The astonishment at Brian Cowen's admission that he was as surprised as the rest of us by the scale of the €2bn shortfall in tax revenues which accumulated in just the first two months of the year is no manufactured outrage.


Nobody can quite believe that, even though our economic independence is on the line, it is still part of civil service custom and practice that the Taoiseach of the day only gets the monthly exchequer updates at the end of each month. Even, it seems, when tax returns are crippled by total economic shutdown, as has happened in the past two months, it didn't occur to anybody to ring an alarm bell.


And so it was that when the Taoiseach told the Dáil of the sickening scale of the fall-off in tax returns, he looked unprepared – almost as shocked as everyone else. We now know that is because he was both shocked and unprepared. His slightly stuttering performance last Tuesday in which he obdurately refused to admit that 'budget' was the only word to describe the draconian fiscal "adjustments" needed urgently to maintain our debt at the already massive 9.5% of GDP set for 2009, was a reflection of his lack of preparation. The returns had only just dropped on his desk. He barely had a chance to digest them, let alone devise a coping strategy, and therefore he exposed himself to both the Dáil and the nation as looking utterly at sea.


The following day we got the announcement of an emergency budget, followed by crisis briefings for the Opposition parties, and more briefings with the social partners. Once again, the mantra of global recession and constantly changing events damaging our ability to export and compete was dragged out. These, we were told again, have to be met with social solidarity and everybody pulling together. Tax rises and spending cuts, maybe even social welfare reductions, are all on the list in the "nothing can be ruled out" nature of the April budget.


The jargon disguises nothing. The government was caught flat-footed. Ministers were let down by those who should have been alert enough to warn them sooner of the looming crisis. But the Taoiseach and his cabinet ministers have only themselves to blame for the inefficiencies in the public sector which they have left unchecked.


Labour's Joan Burton rightly identified the nub of the issue: "The credit controller of a small company would have kept, and would have looked for, weekly reports on their revenue situation."

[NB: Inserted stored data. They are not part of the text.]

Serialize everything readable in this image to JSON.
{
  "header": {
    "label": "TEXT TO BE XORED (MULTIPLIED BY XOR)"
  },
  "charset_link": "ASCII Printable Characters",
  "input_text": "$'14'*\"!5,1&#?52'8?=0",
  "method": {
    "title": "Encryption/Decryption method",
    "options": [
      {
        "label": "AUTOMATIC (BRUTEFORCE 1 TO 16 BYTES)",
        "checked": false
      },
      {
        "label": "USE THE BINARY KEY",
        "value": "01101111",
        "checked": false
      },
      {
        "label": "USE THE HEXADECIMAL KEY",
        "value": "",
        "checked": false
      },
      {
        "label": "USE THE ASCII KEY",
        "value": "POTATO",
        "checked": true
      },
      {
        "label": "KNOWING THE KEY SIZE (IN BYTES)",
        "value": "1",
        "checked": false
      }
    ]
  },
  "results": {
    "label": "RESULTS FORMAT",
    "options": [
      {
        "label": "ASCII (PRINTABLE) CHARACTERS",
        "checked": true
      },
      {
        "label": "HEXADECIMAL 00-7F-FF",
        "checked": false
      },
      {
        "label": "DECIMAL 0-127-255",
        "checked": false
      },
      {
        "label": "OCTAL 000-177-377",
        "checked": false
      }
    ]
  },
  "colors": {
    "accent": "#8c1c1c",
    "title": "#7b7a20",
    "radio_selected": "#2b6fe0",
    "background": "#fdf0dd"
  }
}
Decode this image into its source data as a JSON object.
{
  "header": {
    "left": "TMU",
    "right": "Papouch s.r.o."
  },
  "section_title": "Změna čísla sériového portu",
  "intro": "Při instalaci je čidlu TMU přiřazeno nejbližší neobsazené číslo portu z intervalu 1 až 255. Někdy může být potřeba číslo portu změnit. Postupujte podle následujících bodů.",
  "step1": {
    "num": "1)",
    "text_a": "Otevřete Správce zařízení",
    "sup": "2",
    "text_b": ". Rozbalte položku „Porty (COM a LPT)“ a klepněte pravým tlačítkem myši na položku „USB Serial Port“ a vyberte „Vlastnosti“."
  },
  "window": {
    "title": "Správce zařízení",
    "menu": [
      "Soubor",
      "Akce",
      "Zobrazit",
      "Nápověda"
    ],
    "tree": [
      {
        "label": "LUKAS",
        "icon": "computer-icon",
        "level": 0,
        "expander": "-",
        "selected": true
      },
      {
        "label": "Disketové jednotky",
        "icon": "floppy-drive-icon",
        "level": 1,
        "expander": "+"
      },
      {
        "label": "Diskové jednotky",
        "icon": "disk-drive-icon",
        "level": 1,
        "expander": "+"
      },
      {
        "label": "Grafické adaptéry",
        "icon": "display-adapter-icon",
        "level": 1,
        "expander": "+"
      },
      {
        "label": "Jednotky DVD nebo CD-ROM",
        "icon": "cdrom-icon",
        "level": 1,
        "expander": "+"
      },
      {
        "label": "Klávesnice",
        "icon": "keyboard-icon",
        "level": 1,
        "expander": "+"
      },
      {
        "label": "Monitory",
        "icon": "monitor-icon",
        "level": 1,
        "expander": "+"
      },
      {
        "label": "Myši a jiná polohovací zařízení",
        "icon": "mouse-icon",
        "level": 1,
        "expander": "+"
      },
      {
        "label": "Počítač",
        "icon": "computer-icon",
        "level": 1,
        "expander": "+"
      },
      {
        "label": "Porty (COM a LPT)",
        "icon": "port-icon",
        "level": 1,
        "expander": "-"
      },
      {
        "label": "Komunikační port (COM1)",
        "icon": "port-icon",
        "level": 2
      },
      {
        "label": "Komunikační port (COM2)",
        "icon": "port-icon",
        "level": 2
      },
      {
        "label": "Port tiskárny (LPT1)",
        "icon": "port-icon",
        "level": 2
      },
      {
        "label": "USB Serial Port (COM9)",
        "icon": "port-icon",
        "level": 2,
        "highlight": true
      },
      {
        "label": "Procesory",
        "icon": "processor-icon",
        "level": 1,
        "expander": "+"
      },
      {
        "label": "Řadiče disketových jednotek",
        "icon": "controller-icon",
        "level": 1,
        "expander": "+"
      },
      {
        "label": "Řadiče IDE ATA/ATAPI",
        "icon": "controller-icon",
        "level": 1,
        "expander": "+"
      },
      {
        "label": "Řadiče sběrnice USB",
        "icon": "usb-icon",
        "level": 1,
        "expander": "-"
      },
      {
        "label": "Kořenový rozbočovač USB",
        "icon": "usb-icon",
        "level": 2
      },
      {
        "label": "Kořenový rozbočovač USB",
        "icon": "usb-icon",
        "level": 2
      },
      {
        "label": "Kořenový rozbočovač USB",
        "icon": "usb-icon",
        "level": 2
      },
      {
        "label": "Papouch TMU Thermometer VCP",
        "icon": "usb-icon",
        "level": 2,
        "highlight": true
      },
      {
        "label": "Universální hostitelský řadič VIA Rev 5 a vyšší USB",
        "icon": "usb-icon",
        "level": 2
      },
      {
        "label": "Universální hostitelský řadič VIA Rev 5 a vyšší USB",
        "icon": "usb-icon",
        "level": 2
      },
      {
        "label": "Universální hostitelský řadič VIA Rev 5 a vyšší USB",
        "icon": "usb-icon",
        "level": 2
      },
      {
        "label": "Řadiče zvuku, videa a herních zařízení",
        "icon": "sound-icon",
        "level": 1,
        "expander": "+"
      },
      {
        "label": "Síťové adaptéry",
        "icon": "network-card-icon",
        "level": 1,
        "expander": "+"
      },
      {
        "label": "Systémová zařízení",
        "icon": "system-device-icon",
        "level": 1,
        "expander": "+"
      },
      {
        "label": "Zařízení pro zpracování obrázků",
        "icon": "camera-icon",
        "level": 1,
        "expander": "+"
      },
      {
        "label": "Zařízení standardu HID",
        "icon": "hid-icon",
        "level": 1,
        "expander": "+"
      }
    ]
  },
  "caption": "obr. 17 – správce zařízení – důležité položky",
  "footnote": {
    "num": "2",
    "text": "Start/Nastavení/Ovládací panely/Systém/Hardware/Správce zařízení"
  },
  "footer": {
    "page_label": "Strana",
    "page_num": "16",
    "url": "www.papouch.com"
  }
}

Cowen and Lenihan did not. The killer business instinct that drives private sector companies to succeeding in the good times and to managing in a downturn simply isn't in cabinet. It is a definite area of weakness. It means the public service is not getting the direction – or the reality check – it needs to keep those who must take watershed political decisions about the direction of this country sufficiently informed.


This government clearly lacks the input of sharp-minded business experience and needs to draw from a wider pool. There is talk of a national government. Whether Fine Gael or Labour would be prepared "in the national interest" to form such an alliance with a government that has had nothing but contempt for their ideas for so long, is debatable. Politically, it is a huge gamble. But just as important is a government that taps into all the talents – not just the social partners but people with the broader, less sectional, experience of successfully running businesses and institutions in the international arena. A mechanism for picking the best brains in the country needs to be found. The ideas of people such as Peter Sutherland, to name just one hugely respected business and political figure, should be harnessed. They have too much to offer and we can't afford to ignore their analysis.


The priority for the emergency budget is the need to regain our competitive edge and thereby protect jobs. If 500,000 people are out of work by the end of the year, it will cost the exchequer a completely unaffordable €5.5bn in unemployment assistance over a full year. The dwindling tax base can't support that and there will be no hope of protecting the weak in any meaningful way.


The budget must contain no impediments to economic activity. All changes to taxation must be straightforward and simple – the scattergun approach of the last budget must be consigned to the dustbin of lost opportunities. Changes in income tax rates and bands must be easy for businesses to implement, easy for the government to collect.


The cost of doing business in this country must be reduced. We have made a start with electricity costs. But we must cut further. There is something wrong when the cost of everything is going down but the services provided by the state are going up.


The public sector needs its political masters to insist on new targets, on new practices and on new philosophies. Its expertise and the services it provides are badly needed, but they must be provided more efficiently and cost effectively, especially among the higher paid who must demonstrate greater management expertise and leadership.


The government has to show by example. All ministerial and TD salaries should be cut so that they are on a par, or lower than, their equivalent in similar-sized economies in Europe. The economy is shrinking fast. Whatever we can't afford has to go so we can grow again as soon as possible.